Rulings by federal judges that struck down bans on gay marriage in Utah, Oklahoma, Virginia and Michigan are on hold pending appeal, while attorneys general in at least six states have said they won’t defend bans in court.
Ohio Attorney General Mike DeWine, a Republican, “is prepared to defend the state’s constitution and statutes regarding marriage,” which prohibit same-sex unions, his spokeswoman, Lisa Peterson Hackley, said in an e-mail.
A Texas federal judge issued a preliminary ruling in February holding that state’s ban unconstitutional. The U.S. Court of Appeals in Denver last month heard arguments on the Utah and Oklahoma bans.
Opponents of gay marriage have argued that changing the definition of marriage is a threat to children who are better off being raised by both a mother and a father.
U.S. District Judge Timothy Black in Cincinnati last month rejected Ohio’s law against recognizing same-sex marriages that have been performed in other states. Black left the restriction in effect while his decision is appealed.
Last week, three gay couples sued in Atlanta federal court seeking to invalidate Georgia laws that ban gay marriages and prohibit recognition of such unions legally performed elsewhere.
Ohio’s ban denies gay couples equal protection under the law, including hospital visitation rights, adoption rights and access to the state’s welfare safety net and entitlement programs, the couples said in the lawsuit filed yesterday.
The complaint also cites the “unique social significance” of marriage, saying formal recognition of relationships is just as important to gay couples as it is to people in opposite-sex unions.
The plaintiffs in yesterday’s lawsuit include Heather Apple and Mary Koehler, who have been together for a decade and each gave birth to one of their two children, according to the complaint.
“They want their family to have the same legal and financial stability that opposite-sex married couples enjoy,” according to the complaint. “This is especially important because they are raising children together.”
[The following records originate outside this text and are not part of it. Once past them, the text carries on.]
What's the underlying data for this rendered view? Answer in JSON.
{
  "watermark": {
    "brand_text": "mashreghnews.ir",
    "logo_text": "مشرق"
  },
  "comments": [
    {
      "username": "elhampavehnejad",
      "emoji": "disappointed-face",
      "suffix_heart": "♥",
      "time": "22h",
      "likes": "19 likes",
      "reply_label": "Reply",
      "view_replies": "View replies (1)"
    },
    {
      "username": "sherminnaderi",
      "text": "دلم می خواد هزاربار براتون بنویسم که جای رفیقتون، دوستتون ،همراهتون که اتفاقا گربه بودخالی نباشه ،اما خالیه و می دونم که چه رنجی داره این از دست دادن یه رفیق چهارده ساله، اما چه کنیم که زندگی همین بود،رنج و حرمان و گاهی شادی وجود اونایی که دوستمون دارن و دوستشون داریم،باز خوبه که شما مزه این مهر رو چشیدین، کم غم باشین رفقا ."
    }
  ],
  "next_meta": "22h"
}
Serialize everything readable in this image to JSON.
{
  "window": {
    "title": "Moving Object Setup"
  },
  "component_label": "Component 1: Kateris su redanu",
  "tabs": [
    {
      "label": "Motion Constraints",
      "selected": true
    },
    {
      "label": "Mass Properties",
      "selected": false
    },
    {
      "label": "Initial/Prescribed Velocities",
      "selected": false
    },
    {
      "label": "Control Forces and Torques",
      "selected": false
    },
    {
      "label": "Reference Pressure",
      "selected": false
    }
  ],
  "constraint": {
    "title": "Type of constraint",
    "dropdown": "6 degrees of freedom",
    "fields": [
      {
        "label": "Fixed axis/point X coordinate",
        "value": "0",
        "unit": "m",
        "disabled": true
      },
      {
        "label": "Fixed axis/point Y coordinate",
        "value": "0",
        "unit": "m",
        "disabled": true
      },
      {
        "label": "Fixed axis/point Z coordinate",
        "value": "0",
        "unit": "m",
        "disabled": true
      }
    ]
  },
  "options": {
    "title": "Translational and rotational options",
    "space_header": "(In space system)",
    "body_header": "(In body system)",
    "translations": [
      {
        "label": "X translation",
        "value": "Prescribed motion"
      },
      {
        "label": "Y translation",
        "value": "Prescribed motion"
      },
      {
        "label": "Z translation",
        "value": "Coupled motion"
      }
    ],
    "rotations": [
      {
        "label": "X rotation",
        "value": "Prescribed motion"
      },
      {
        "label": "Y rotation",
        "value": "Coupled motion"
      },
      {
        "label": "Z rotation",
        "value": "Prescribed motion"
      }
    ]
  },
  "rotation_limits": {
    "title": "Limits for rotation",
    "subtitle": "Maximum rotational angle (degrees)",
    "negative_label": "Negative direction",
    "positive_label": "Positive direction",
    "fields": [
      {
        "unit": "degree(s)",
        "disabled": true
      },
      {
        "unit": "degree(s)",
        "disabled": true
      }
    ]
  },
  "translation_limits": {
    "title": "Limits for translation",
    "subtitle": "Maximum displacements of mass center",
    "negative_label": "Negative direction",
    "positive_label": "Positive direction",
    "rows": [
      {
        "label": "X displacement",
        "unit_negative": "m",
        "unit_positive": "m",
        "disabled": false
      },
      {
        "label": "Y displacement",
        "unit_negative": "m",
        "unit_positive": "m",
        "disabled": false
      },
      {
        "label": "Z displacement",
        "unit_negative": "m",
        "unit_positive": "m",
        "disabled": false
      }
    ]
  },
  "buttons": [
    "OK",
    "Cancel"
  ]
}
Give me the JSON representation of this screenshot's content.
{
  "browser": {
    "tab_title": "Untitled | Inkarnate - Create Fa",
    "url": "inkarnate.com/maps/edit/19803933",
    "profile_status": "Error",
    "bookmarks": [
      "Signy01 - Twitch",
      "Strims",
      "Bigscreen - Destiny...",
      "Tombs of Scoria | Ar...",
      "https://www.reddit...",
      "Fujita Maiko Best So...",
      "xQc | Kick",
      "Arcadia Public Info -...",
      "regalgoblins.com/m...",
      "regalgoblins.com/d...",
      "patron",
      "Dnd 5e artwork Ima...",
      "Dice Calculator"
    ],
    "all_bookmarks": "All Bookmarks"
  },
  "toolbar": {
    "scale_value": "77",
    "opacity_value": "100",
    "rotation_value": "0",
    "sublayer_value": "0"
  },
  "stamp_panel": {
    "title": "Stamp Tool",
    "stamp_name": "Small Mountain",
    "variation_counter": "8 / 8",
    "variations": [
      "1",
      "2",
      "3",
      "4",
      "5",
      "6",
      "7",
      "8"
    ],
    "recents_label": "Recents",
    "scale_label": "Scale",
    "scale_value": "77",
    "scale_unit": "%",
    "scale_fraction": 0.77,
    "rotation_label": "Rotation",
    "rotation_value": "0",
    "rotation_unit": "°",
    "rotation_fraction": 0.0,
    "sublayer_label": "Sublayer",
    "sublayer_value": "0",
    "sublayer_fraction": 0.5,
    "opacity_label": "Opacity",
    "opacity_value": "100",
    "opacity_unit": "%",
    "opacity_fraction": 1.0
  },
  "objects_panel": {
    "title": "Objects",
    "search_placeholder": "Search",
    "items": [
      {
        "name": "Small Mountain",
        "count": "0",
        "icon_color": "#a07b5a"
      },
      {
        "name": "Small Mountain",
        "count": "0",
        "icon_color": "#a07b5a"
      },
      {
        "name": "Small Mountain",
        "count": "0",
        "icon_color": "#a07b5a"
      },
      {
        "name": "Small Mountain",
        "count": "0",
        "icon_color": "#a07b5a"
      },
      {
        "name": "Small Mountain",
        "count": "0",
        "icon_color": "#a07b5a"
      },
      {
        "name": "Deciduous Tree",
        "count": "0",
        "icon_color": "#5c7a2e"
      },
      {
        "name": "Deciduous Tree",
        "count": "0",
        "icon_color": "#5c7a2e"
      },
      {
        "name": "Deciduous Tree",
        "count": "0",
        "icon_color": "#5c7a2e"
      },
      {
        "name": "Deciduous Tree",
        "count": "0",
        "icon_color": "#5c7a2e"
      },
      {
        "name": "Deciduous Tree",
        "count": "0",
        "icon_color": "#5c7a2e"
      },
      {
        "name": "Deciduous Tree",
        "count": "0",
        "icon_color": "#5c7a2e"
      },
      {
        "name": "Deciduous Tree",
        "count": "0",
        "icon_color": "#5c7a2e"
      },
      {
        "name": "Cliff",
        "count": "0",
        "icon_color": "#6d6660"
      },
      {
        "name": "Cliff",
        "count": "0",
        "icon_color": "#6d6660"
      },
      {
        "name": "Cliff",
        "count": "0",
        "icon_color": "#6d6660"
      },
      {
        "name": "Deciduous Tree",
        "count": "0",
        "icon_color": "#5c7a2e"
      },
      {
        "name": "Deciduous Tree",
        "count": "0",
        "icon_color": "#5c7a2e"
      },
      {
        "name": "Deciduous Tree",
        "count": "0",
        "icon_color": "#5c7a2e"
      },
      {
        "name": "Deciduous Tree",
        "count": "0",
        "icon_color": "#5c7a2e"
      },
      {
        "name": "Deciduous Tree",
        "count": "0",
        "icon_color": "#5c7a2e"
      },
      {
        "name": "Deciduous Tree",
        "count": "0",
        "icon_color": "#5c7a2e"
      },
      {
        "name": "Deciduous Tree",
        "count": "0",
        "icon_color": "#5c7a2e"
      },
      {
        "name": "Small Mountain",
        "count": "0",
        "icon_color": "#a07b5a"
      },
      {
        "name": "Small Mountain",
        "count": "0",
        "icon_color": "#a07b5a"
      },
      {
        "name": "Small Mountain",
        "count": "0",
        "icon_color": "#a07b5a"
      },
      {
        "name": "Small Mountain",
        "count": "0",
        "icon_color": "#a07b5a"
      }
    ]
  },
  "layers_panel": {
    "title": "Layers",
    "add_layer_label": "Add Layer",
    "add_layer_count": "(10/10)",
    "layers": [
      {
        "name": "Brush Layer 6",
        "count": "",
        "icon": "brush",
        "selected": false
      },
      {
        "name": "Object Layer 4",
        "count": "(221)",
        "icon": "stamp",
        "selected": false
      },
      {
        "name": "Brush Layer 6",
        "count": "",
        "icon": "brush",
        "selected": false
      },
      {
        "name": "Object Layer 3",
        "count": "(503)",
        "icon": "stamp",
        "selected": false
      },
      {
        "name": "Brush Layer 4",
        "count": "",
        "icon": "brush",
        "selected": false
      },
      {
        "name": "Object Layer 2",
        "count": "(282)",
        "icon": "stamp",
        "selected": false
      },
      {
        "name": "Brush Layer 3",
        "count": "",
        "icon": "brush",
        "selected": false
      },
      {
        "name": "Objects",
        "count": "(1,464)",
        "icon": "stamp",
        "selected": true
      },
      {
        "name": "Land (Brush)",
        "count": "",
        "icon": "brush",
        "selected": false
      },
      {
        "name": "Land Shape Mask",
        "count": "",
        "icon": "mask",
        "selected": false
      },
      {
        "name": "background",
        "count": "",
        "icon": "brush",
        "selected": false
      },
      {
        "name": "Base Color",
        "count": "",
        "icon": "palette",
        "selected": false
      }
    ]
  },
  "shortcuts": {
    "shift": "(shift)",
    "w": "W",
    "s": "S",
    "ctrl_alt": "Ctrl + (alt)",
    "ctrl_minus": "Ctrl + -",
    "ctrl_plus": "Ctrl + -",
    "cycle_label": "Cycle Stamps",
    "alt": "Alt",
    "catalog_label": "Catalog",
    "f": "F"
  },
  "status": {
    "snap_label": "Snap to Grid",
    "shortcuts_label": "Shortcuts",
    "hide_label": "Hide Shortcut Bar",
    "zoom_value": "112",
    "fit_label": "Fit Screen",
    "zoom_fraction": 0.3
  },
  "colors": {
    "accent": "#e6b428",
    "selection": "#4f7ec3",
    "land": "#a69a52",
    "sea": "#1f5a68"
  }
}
Another couple, Andrew Hickam and Ethan Fletcher, who are both 29, said they want to get married in their home state so their elderly grandparents can attend without the hardship of traveling to a state where gay marriage is legal.
“It is important to Andrew and Ethan that they get married and not just have a commitment ceremony,” according to the complaint. “They want a marriage that is on equal terms with opposite-sex couples.”
The case is Gibson v. Himes, 14-cv-00347, U.S. District Court, District of Ohio (Cincinnati).